Bußbereitschaft und ihre Folgen:
»Ich entschuldige mich«
Die internationale Zivilbußpraxis auf dem Prüfstand

Der Philosoph Hermann Lübbe macht in der modernen Gesellschaft eine großräumige Tendenz der Moralisierung des öffentlichen und privaten Lebens aus. Diese Entwicklung hält er für eine epochenspezifische Notwendigkeit. Folgt man ihm, so muß die Gesellschaft eine immer detailliertere öffentliche Moral hervorbringen, die die Pflichten des Menschen gegenüber sich selbst und anderen gegenüber beschreibt, je freier die Menschen werden; sonst drohe die Gefahr, daß ohne diese Regeln der selbstbestimmten Lebensführung die Menschen vor lauter Freiheit keine verläßlichen, berechenbaren Verhaltensweisen mehr an den Tag legen. Auf diese aber ist eine sich ständig weiter ausdifferenzierende Gesellschaft angewiesen.

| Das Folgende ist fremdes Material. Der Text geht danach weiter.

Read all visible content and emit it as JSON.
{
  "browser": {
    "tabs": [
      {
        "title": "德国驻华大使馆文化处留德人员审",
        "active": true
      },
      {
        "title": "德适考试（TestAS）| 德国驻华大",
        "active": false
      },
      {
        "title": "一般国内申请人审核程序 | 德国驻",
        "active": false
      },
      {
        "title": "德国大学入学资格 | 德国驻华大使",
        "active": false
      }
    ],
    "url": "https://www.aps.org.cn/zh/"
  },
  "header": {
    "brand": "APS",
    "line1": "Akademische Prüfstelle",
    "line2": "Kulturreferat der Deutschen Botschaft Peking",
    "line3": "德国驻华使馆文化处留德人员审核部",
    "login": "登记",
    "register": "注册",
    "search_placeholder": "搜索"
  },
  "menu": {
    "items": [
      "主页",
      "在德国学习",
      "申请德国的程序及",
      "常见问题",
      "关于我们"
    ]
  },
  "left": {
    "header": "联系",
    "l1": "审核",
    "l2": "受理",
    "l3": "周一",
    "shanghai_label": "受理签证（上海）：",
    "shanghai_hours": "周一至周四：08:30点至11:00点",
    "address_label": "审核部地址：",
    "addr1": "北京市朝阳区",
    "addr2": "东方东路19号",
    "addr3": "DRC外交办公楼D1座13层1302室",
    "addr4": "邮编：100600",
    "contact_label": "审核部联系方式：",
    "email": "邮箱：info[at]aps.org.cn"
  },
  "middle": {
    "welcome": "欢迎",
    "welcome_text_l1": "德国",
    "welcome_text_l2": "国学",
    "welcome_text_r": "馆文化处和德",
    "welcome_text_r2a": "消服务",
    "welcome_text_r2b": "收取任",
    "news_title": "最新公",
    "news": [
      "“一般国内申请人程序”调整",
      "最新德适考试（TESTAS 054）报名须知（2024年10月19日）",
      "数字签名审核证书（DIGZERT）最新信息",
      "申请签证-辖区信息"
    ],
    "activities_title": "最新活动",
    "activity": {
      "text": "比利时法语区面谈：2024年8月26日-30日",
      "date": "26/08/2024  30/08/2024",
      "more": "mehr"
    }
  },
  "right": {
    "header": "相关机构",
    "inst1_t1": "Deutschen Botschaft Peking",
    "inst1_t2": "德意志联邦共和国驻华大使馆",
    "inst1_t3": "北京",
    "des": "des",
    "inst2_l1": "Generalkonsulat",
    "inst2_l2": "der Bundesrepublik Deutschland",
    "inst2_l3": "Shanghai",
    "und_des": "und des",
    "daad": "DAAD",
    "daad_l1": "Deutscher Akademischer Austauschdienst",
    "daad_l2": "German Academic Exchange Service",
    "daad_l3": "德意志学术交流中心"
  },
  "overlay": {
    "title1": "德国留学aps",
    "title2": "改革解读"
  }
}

Den Siegeszug des Zwangs zur öffentlichen Moral im Leben der Menschen als erforderliche Antwort der Gesellschaft auf die wachsenden Freiräume der Bürger in den hochentwickelten Staaten behandelt Lübbe in seinem neuen Essay aber nur am Rande. Dort beschäftigt er sich vorwiegend mit dem öffentlichen Eingestehen historischer Schuld auf dem internationalen Parkett. Er deutet dieses Phänomen als eine Sonderform öffentlicher Moral. Für den emeritierten Professor für Philosophie und Politische Theorie besitzt das neue politische Bußritual bereits eine solche Wirkungsmacht, daß es die Beziehungen auf der Ebene der internationalen Politik zu prägen beginnt.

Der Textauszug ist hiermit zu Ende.